How to do lookahead properly with LPeg

Question

To match a string starting with dog, followed by cat(but not consuming cat), this works:

local lpeg = require 'lpeg'
local str1 = 'dogcat'
local patt1 = lpeg.C(lpeg.P('dog')) * #lpeg.P('cat')
print(lpeg.match(patt1, str1))

Output: dog

To match a string starting with dog, followed with any character sequences, then followed by cat(but not consuming it), like the regex lookahead (dog.+?)(?=cat), I tried this:

local str2 = 'dog and cat'
local patt2 = lpeg.C(lpeg.P("dog") * lpeg.P(1) ^ 1) * #lpeg.P("cat")
print(lpeg.match(patt2, str2))

My expected result is dog and, but it returns nil.

If I throws away the lookahead part (i.e, using the pattern lpeg.C(lpeg.P("dog") * lpeg.P(1) ^ 1)), it can match the whole string successfully. This means * lpeg.P(1) ^ 1 part matches any character sequence correctly, isn't it?

How to fix it?

Answer 1

You need to negate "cat" at each position in the lookahead that can match:

local patt2 = lpeg.C(lpeg.P"dog" * (lpeg.P(1)-lpeg.P"cat") ^ 1) * #lpeg.P"cat"

I think it's appropriate to plug the debugger I've been working on (pegdebug), as it helps in cases like this. Here is the output it generates for the original lpeg-expression:

+   Exp 1   "d"
 +  Dog 1   "d"
 =  Dog 1-3 "dog"
 +  Separator   4   " "
 =  Separator   4-11    " and cat"
 +  Cat 12  ""
 -  Cat 12
-   Exp 1

You can see that the Separator expression "eats" all the characters, including "cat" and there is nothing left to match against P"cat".
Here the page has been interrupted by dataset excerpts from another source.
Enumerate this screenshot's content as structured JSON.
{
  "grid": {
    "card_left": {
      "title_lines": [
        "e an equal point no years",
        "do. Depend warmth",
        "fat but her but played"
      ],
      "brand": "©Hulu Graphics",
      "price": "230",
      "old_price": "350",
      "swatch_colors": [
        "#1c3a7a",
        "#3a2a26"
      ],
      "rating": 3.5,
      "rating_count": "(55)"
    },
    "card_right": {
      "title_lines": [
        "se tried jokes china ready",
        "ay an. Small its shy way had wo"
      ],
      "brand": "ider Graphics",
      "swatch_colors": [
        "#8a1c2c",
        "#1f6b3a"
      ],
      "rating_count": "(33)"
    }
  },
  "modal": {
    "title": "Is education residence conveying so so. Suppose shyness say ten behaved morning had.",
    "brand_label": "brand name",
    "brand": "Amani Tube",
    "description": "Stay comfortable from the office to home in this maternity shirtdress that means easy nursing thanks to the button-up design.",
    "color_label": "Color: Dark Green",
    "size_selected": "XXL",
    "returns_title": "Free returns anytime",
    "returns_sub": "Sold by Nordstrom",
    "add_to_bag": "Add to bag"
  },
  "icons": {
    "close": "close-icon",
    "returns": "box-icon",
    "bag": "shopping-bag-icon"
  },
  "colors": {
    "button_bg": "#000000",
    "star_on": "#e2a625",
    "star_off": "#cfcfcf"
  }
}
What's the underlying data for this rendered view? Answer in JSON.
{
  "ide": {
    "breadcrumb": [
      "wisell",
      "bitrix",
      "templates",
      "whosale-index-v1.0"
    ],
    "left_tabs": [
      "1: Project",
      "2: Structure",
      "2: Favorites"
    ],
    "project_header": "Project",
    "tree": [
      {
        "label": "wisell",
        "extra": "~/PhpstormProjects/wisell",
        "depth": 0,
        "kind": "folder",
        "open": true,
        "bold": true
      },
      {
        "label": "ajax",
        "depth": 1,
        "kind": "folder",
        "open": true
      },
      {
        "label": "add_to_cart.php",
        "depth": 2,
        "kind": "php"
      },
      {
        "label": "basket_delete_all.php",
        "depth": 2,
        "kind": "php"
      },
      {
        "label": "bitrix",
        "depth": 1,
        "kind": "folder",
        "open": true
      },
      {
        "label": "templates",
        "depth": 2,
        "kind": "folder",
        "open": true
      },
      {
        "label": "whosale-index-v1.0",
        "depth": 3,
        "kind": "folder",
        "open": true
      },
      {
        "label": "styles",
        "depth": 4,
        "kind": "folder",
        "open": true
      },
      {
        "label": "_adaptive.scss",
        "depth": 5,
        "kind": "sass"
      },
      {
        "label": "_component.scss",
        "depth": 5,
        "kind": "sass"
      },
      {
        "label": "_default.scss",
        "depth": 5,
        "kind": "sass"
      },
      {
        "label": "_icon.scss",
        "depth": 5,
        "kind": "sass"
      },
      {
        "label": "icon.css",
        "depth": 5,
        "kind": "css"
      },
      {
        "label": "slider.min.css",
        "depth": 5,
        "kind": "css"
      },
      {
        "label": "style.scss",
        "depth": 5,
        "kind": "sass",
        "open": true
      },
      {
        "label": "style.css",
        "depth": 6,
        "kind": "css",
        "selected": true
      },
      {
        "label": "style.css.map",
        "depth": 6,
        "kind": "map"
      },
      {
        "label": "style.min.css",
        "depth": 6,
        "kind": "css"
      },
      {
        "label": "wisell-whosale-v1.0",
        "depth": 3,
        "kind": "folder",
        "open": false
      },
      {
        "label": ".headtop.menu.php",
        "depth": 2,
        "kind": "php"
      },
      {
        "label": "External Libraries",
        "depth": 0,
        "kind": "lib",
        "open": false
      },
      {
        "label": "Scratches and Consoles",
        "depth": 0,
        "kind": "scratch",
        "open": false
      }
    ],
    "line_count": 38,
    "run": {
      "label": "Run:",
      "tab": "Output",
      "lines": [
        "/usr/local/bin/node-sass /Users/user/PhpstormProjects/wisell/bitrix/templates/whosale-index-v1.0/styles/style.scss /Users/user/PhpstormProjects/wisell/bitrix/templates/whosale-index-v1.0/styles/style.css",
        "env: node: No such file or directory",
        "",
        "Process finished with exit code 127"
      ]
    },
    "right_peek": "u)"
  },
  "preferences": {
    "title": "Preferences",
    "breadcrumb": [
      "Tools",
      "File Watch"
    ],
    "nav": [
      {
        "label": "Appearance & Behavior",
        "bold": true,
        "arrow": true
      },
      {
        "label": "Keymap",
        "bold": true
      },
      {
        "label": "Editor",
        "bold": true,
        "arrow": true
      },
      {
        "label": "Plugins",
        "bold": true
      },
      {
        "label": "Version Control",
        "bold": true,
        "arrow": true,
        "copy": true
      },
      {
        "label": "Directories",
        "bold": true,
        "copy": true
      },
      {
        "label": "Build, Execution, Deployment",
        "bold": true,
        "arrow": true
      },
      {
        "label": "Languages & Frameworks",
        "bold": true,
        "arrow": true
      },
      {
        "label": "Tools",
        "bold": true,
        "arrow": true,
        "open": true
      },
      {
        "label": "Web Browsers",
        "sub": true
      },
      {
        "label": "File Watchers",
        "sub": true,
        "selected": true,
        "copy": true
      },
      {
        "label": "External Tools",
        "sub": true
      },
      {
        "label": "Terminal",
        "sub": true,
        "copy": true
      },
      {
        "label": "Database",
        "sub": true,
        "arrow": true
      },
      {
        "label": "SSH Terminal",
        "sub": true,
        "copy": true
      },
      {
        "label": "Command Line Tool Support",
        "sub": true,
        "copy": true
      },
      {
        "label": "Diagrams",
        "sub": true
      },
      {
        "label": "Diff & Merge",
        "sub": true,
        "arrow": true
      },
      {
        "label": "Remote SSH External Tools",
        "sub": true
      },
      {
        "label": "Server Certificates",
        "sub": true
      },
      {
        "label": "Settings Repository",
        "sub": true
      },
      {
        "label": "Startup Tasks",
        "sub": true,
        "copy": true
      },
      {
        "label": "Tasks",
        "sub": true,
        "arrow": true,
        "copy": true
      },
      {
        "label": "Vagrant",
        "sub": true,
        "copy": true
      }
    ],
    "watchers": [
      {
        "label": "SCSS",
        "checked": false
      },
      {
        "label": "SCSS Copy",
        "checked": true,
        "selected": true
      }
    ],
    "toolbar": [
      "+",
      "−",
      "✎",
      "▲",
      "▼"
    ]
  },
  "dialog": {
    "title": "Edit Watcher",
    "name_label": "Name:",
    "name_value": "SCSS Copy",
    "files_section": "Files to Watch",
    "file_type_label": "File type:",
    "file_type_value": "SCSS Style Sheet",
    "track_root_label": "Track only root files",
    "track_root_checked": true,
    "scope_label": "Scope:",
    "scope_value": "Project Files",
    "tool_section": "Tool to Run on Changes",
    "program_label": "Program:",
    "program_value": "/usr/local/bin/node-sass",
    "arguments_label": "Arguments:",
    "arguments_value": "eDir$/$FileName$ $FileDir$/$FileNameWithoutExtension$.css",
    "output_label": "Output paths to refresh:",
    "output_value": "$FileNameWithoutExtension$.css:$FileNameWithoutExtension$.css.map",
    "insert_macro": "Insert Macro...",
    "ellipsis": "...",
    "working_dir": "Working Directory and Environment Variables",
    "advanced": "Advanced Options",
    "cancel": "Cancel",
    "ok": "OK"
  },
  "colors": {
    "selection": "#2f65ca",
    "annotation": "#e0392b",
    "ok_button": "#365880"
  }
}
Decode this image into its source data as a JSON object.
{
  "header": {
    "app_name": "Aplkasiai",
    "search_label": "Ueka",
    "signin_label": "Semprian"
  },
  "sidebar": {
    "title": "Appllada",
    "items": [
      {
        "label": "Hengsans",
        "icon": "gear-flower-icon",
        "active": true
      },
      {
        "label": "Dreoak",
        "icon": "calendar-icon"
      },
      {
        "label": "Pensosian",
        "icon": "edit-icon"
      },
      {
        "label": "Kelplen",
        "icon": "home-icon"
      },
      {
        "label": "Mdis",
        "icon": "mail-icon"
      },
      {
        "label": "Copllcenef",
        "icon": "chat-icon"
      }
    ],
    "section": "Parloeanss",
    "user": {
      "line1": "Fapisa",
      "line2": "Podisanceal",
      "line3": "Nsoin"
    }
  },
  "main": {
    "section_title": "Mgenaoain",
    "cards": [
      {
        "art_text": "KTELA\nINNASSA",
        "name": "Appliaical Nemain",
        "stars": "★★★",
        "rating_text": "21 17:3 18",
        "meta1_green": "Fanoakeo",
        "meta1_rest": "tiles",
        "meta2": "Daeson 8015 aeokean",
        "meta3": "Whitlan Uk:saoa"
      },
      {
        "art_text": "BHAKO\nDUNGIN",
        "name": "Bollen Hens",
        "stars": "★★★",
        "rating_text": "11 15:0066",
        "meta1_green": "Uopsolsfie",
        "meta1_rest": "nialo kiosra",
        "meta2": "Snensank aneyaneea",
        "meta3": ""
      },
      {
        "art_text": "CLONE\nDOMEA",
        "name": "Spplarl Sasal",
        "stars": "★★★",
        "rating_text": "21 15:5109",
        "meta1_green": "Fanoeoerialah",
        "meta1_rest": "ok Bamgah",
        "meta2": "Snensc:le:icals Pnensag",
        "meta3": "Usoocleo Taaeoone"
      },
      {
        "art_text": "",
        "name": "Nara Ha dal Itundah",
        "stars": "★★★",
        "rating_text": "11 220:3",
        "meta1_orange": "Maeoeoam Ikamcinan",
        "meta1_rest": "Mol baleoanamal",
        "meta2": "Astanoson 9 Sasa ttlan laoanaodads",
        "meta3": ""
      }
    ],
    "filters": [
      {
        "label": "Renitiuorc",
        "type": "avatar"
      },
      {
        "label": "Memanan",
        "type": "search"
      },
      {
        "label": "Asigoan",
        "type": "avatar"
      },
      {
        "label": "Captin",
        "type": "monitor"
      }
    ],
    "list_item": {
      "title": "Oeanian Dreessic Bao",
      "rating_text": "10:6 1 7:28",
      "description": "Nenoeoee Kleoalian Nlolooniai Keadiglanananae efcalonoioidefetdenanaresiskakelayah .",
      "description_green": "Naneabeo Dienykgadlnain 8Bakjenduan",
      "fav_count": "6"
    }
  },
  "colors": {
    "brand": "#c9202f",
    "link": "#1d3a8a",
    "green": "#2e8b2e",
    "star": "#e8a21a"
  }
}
The output for the modified expression looks like this:

+   Exp 1   "d"
 +  Dog 1   "d"
 =  Dog 1-3 "dog"
 +  Separator   4   " "
 =  Separator   4-8 " and "
 +  Cat 9   "c"
 =  Cat 9-11    "cat"
=   Exp 1-8 "dog and "
/   Dog 1   0   
/   Separator   4   0   
/   Exp 1   1   "dog and "

Here is the full script:

require 'lpeg'
local peg = require 'pegdebug'
local str2 = 'dog and cat'
local patt2 = lpeg.P(peg.trace { "Exp";
  Exp = lpeg.C(lpeg.V"Dog" * lpeg.V"Separator") * #lpeg.V"Cat";
  Cat = lpeg.P("cat");
  Dog = lpeg.P("dog");
  Separator = (lpeg.P(1) - lpeg.P("cat"))^1;
})
print(lpeg.match(patt2, str2))